Once the public hearing has taken place, the permitting process could proceed quickly: according to DNR regulations, the agency must either accept or deny a draft permit within 15 days, barring new information raised through the hearing or comment process, which can prompt an extension at DNR’s discretion.
According to state statute and an executive order issued by Governor John Bel Edwards, coastal use permits can only be issued if the project is consistent with the state’s coastal master plan. But for some advocates concerned with the integrity of the coastal restoration plans, these requirements are too vague.
“There’s no underlying regulatory structure that says, ‘Here’s what the process is, here’s what we do, here’s the notice and comment provisions’— any of that,” said Cochran. “That’s a weakness from our perspective in this process and in the broader issues about consistency: it makes it hard to follow and it’s not clear what the decision is until it’s — in this case, I would expect — already made.”
The air permit, while more transparent, poses problems, too. PLT’s draft air permit package has been publicly posted but without knowing the findings of the sediment modeling study or any changes to the terminal’s design, operations, or location that may arise out of the memorandum of agreement, environmental advocates say they’re unable to evaluate it fully. The organizations are further concerned that the permit package fails to adequately acknowledge the full scope of Tallgrass’ intended development. While the company has elsewhere stated its intention to develop a crude oil pipeline, rail, and off-shore pipeline extension to complement the terminal, the permit package fails to acknowledge the potential impacts of these components.

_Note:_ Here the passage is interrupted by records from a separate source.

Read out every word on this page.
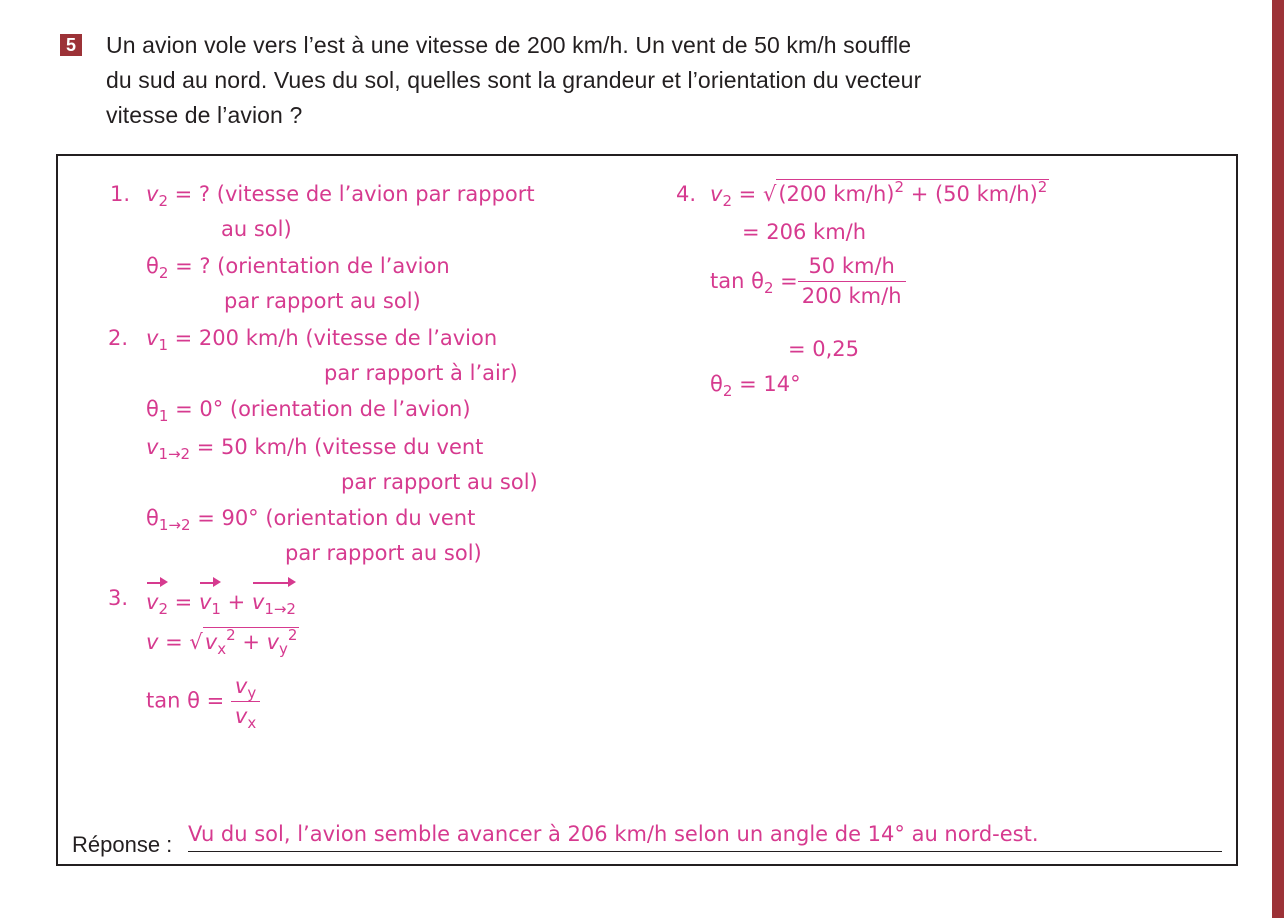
5 Un avion vole vers l’est à une vitesse de 200 km/h. Un vent de 50 km/h souffle
du sud au nord. Vues du sol, quelles sont la grandeur et l’orientation du vecteur
vitesse de l’avion ?
1. $v_2$ = ? (vitesse de l’avion par rapport
au sol)
$\theta_2$ = ? (orientation de l’avion
par rapport au sol)
2. $v_1 = 200$ km/h (vitesse de l’avion
par rapport à l’air)
$\theta_1 = 0^\circ$ (orientation de l’avion)
$v_{1\to 2} = 50$ km/h (vitesse du vent
par rapport au sol)
$\theta_{1\to 2} = 90^\circ$ (orientation du vent
par rapport au sol)
3. $v_2 = v_1 + v_{1\to 2}$
$v = √v_x^2 + v_y^2$
$\tan \theta = \frac{v_y}{v_x}$
4. $v_2 = √(200$ km/h)$^2$ + (50 km/h)$^2$
= 206 km/h
$\tan \theta_2 = \frac{50 km/h}{200 km/h}$
= 0,25
$\theta_2 = 14^\circ$
Réponse : Vu du sol, l’avion semble avancer à 206 km/h selon un angle de 14° au nord-est.
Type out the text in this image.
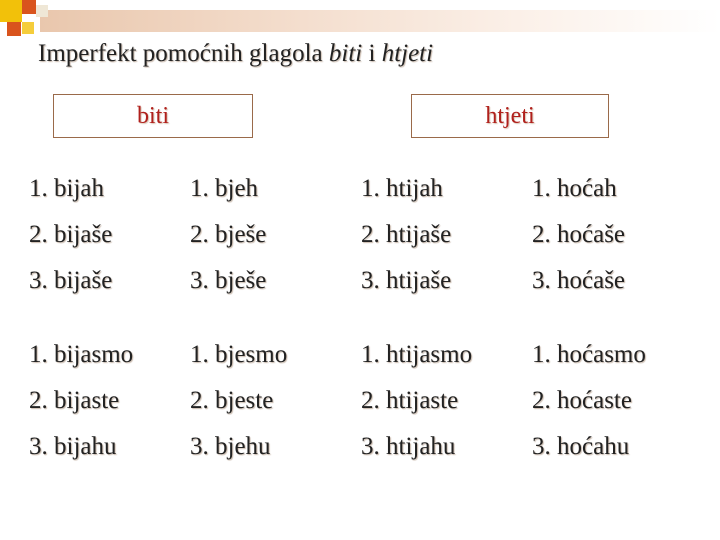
Imperfekt pomoćnih glagola biti i htjeti
biti	htjeti
1. bijah
2. bijaše
3. bijaše
1. bijasmo
2. bijaste
3. bijahu
1. bjeh
2. bješe
3. bješe
1. bjesmo
2. bjeste
3. bjehu
1. htijah
2. htijaše
3. htijaše
1. htijasmo
2. htijaste
3. htijahu
1. hoćah
2. hoćaše
3. hoćaše
1. hoćasmo
2. hoćaste
3. hoćahu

Commenters will have five weeks between when the nearly 1,100-page draft air permit package was posted online and the hearing date in which to review the filings and prepare comments.

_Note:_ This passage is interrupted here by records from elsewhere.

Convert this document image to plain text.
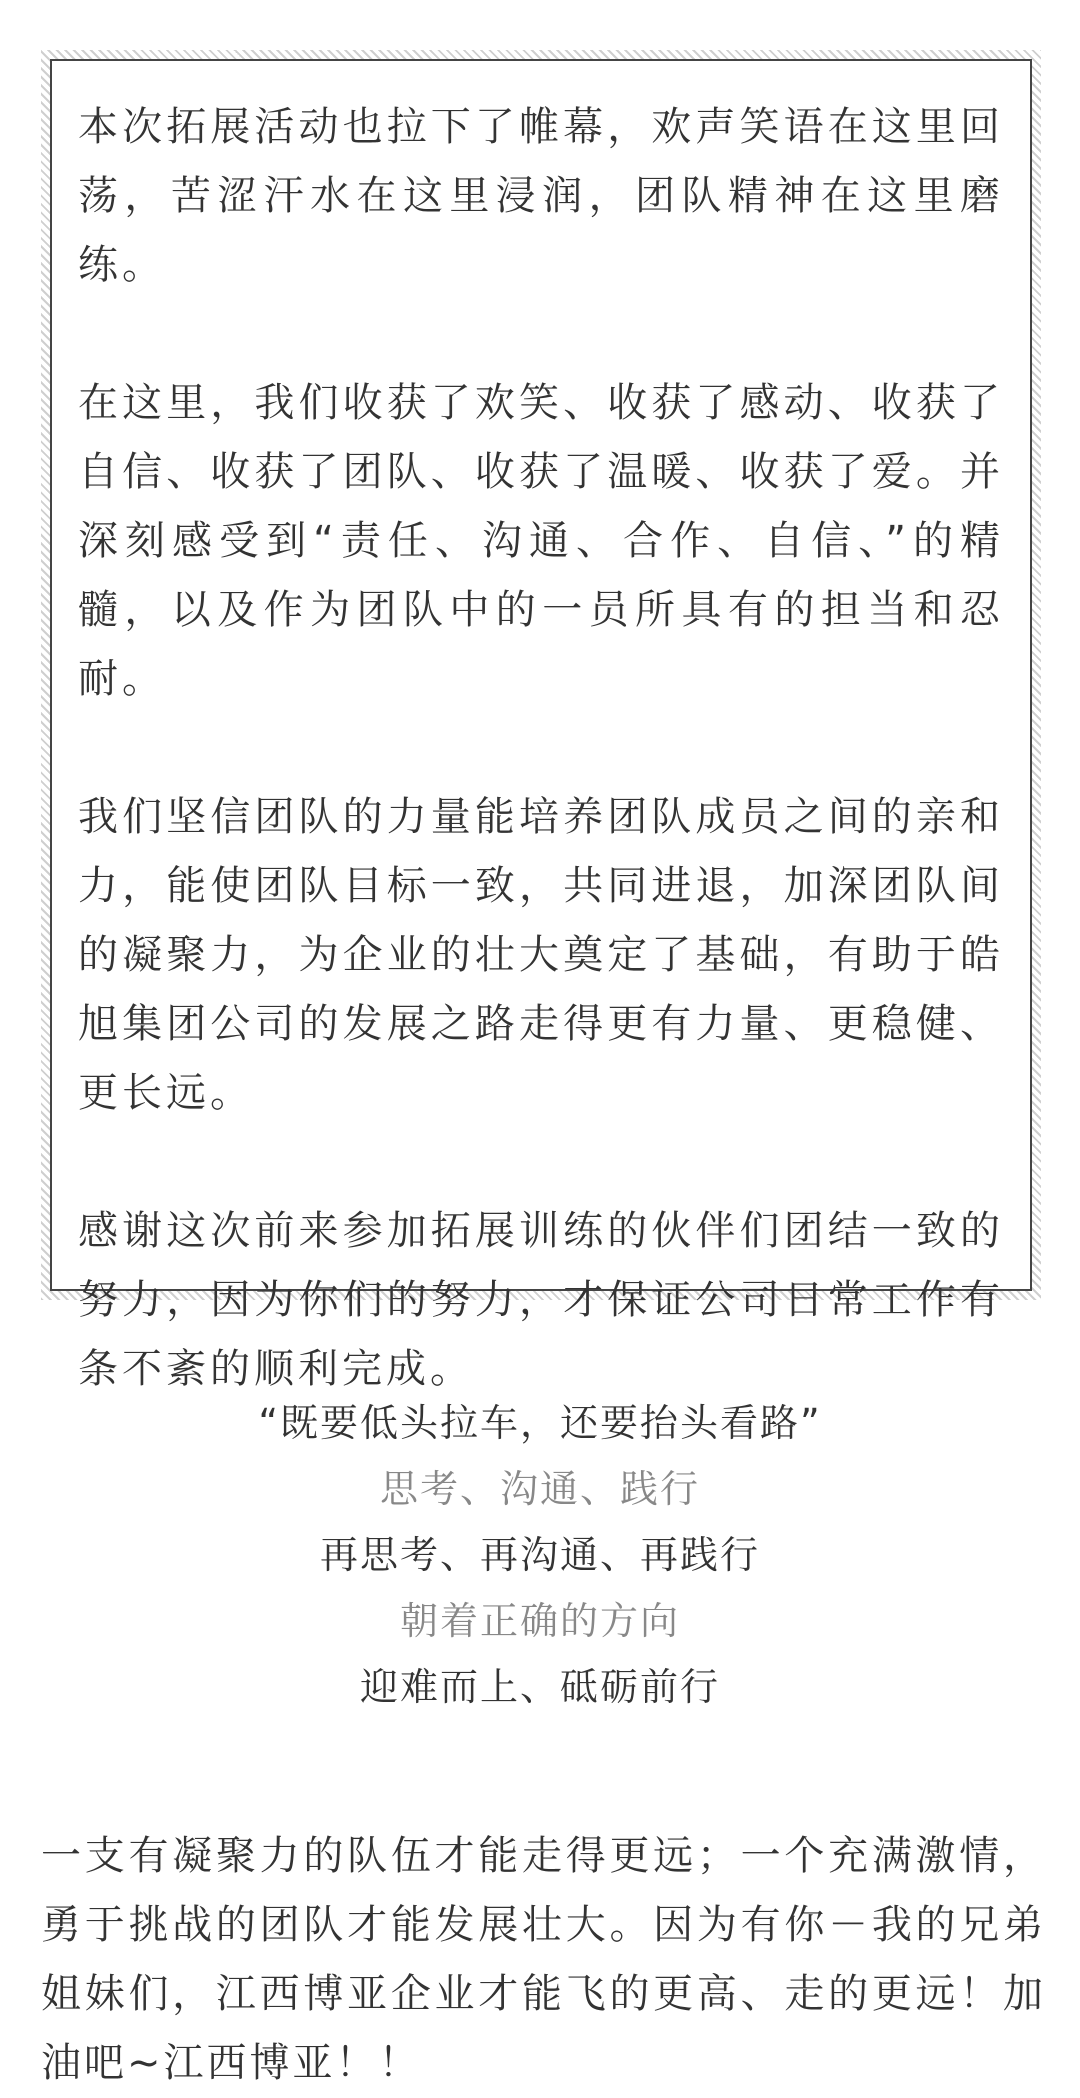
本次拓展活动也拉下了帷幕，欢声笑语在这里回荡，苦涩汗水在这里浸润，团队精神在这里磨练。

在这里，我们收获了欢笑、收获了感动、收获了自信、收获了团队、收获了温暖、收获了爱。并深刻感受到“责任、沟通、合作、自信、”的精髓，以及作为团队中的一员所具有的担当和忍耐。

我们坚信团队的力量能培养团队成员之间的亲和力，能使团队目标一致，共同进退，加深团队间的凝聚力，为企业的壮大奠定了基础，有助于皓旭集团公司的发展之路走得更有力量、更稳健、更长远。

感谢这次前来参加拓展训练的伙伴们团结一致的努力，因为你们的努力，才保证公司日常工作有条不紊的顺利完成。

“既要低头拉车，还要抬头看路”

思考、沟通、践行

再思考、再沟通、再践行

朝着正确的方向

迎难而上、砥砺前行

一支有凝聚力的队伍才能走得更远；一个充满激情，勇于挑战的团队才能发展壮大。因为有你－我的兄弟姐妹们，江西博亚企业才能飞的更高、走的更远！加油吧~江西博亚！！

A permit process is also underway with the Army Corps of Engineers, but no public hearing has been announced. The environmental groups sent a letter on January 9 to the Army Corps, following up on a request over the summer for a public hearing for the project, which received no response. This time, the environmental advocates received an email denying their request for a public hearing at this time, noting that the Corps has “not completed our full review of the project.”
The Army Corps rarely breaks from DNR’s permitting decisions, said Emily Vuxton, policy director at the Coalition to Restore Coastal Louisiana.
“There’s probably only a few examples in history of the permits disagreeing,” Vuxton said. “I would expect them to say yes if the state says yes.”